Mercredi 19 Mai: marche à pied dans la montagne sur un sentier rocailleux, vers le village voisin; le franchissement d'un genre de petit col nous donne accès à la vallée qui abrite le village d'Atiheu. Rencontré une jeune femme qui fait le trajet à cheval; il n'y a pas de voie carrossable; vue imprenable au col. Malou fait des photos et ramasse des graines rouges; pétroglyphes sur le bord du chemin. L'après-midi est consacrée à tenter, sans succès, de dépanner le congélateur de Lèo, le restaurateur/hotelier de la baie; il a une belle installation solaire, mais quelques disfonctionnements lui gâchent le plaisir....

à bord de Catafjord, c'est soirée ciné, avec Nathalie Baye.
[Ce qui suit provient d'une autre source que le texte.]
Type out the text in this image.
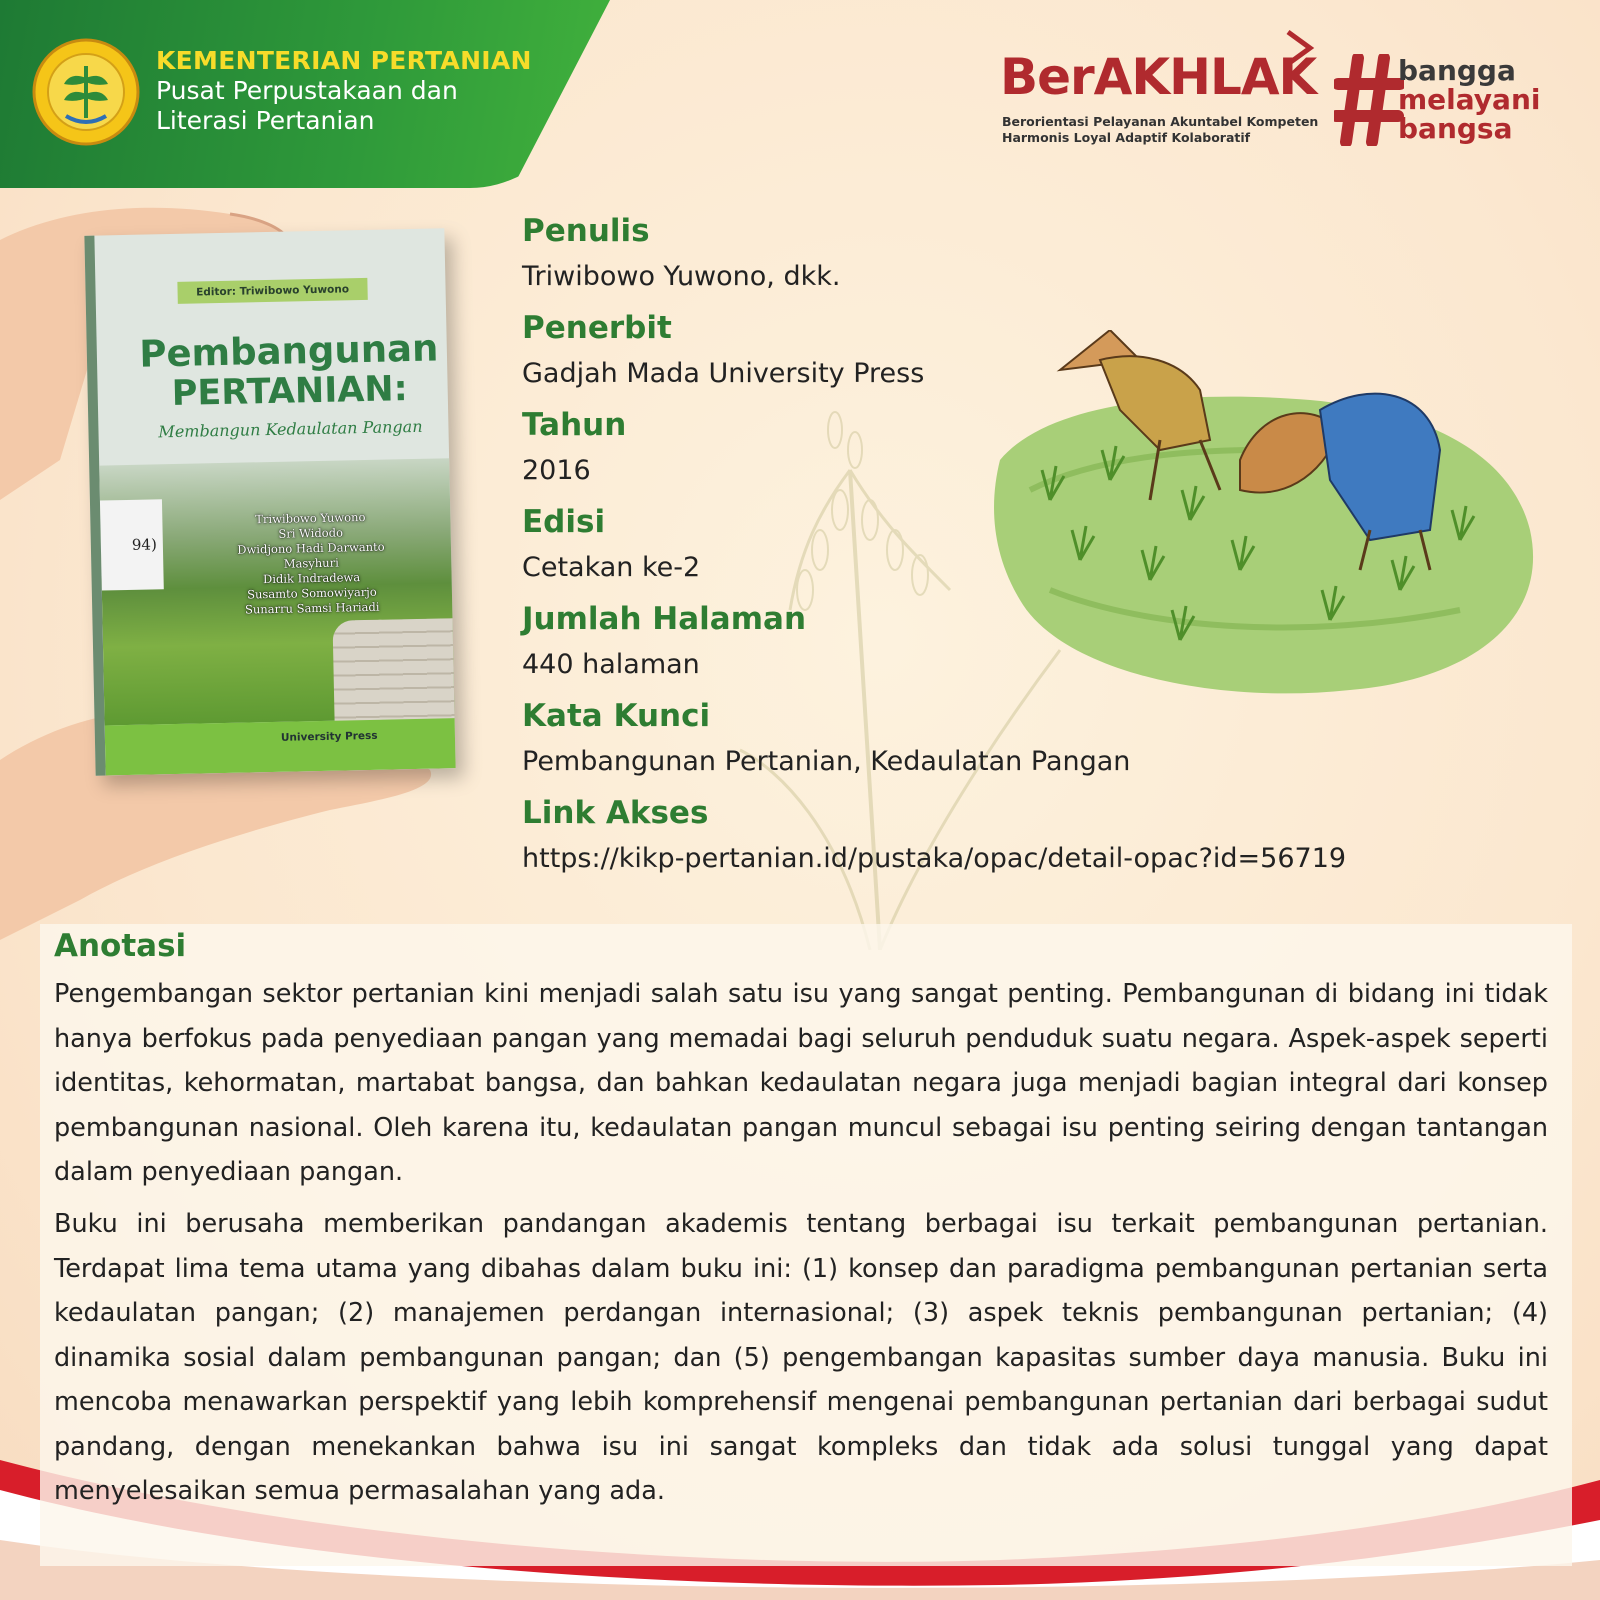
KEMENTERIAN PERTANIAN
Pusat Perpustakaan dan
Literasi Pertanian
BerAKHLAK
Berorientasi Pelayanan Akuntabel Kompeten
Harmonis Loyal Adaptif Kolaboratif
bangga
melayani
bangsa
Editor: Triwibowo Yuwono
Pembangunan
PERTANIAN:
Membangun Kedaulatan Pangan
94)
Triwibowo Yuwono
Sri Widodo
Dwidjono Hadi Darwanto
Masyhuri
Didik Indradewa
Susamto Somowiyarjo
Sunarru Samsi Hariadi
University Press
Penulis
Triwibowo Yuwono, dkk.
Penerbit
Gadjah Mada University Press
Tahun
2016
Edisi
Cetakan ke-2
Jumlah Halaman
440 halaman
Kata Kunci
Pembangunan Pertanian, Kedaulatan Pangan
Link Akses
https://kikp-pertanian.id/pustaka/opac/detail-opac?id=56719
Anotasi

Pengembangan sektor pertanian kini menjadi salah satu isu yang sangat penting. Pembangunan di bidang ini tidak hanya berfokus pada penyediaan pangan yang memadai bagi seluruh penduduk suatu negara. Aspek-aspek seperti identitas, kehormatan, martabat bangsa, dan bahkan kedaulatan negara juga menjadi bagian integral dari konsep pembangunan nasional. Oleh karena itu, kedaulatan pangan muncul sebagai isu penting seiring dengan tantangan dalam penyediaan pangan.

Buku ini berusaha memberikan pandangan akademis tentang berbagai isu terkait pembangunan pertanian. Terdapat lima tema utama yang dibahas dalam buku ini: (1) konsep dan paradigma pembangunan pertanian serta kedaulatan pangan; (2) manajemen perdangan internasional; (3) aspek teknis pembangunan pertanian; (4) dinamika sosial dalam pembangunan pangan; dan (5) pengembangan kapasitas sumber daya manusia. Buku ini mencoba menawarkan perspektif yang lebih komprehensif mengenai pembangunan pertanian dari berbagai sudut pandang, dengan menekankan bahwa isu ini sangat kompleks dan tidak ada solusi tunggal yang dapat menyelesaikan semua permasalahan yang ada.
Jeudi 20 Mai: journée cueillette; le matin, c'est dans les bois, pour ramasser des graines rouges; nous en trouvons aussi des grises, grosses comme des pois chiches, et des noires; l'excursion nous occasionne la rencontre de Maria et Pautu ( ça se dit pa-ou-tou) qui vivent ici, tirant leurs revenus de l'exploitation d'une petite colonie de vacances, et de la récolte du coprah. Voilà comment ça se passe pour le coprah: on se rend à pied à la cocoteraie, plus haut, dans la montagne; on débroussaille pour pouvoir se déplacer, et regrouper en tas les noix tombées au sol; il faut ensuite les fendre à la hache une à une; puis, avec un couteau spécial, recourbé au bout et affuté des 2 cotés, on extrait la pulpe (le blanc) qui est mise dans des grands sacs de jute pesant environ 50 kilos chacun. Les sacs sont amenés au séchoir à dos de cheval, et le coprah est étalé à sécher pendant plusieurs jours; une fois un peu racorni, il est remis en sac pout être enlevé par le bateau qui passe environ toutes les 2 semaines, et va livrer cette marchandise à l'usine de Tahiti; c'est bien physique comme boulot! Pratiqué par les femmes comme par les hommes, ça ne rapporte pas des fortunes, mais, plus on récolte, plus on gagne; et, ici, il n'y a pas d'impôt. L'après-midi, les conseils de Maria sont mis à profit pour capturer plein de jolies porcelaines dans 20 centimètres d'eau; pour vous donner une idée, je vous dirais que la capture de porcelaines est à la chasse ce que la pétanque est à l'athlétisme.

Dimanche 23 Mai; navigation lascive dans moins de 10 noeuds de vent pour nous rendre à Taiohaë, capitale des Marquises, en vue d'y prendre nos messages par internet.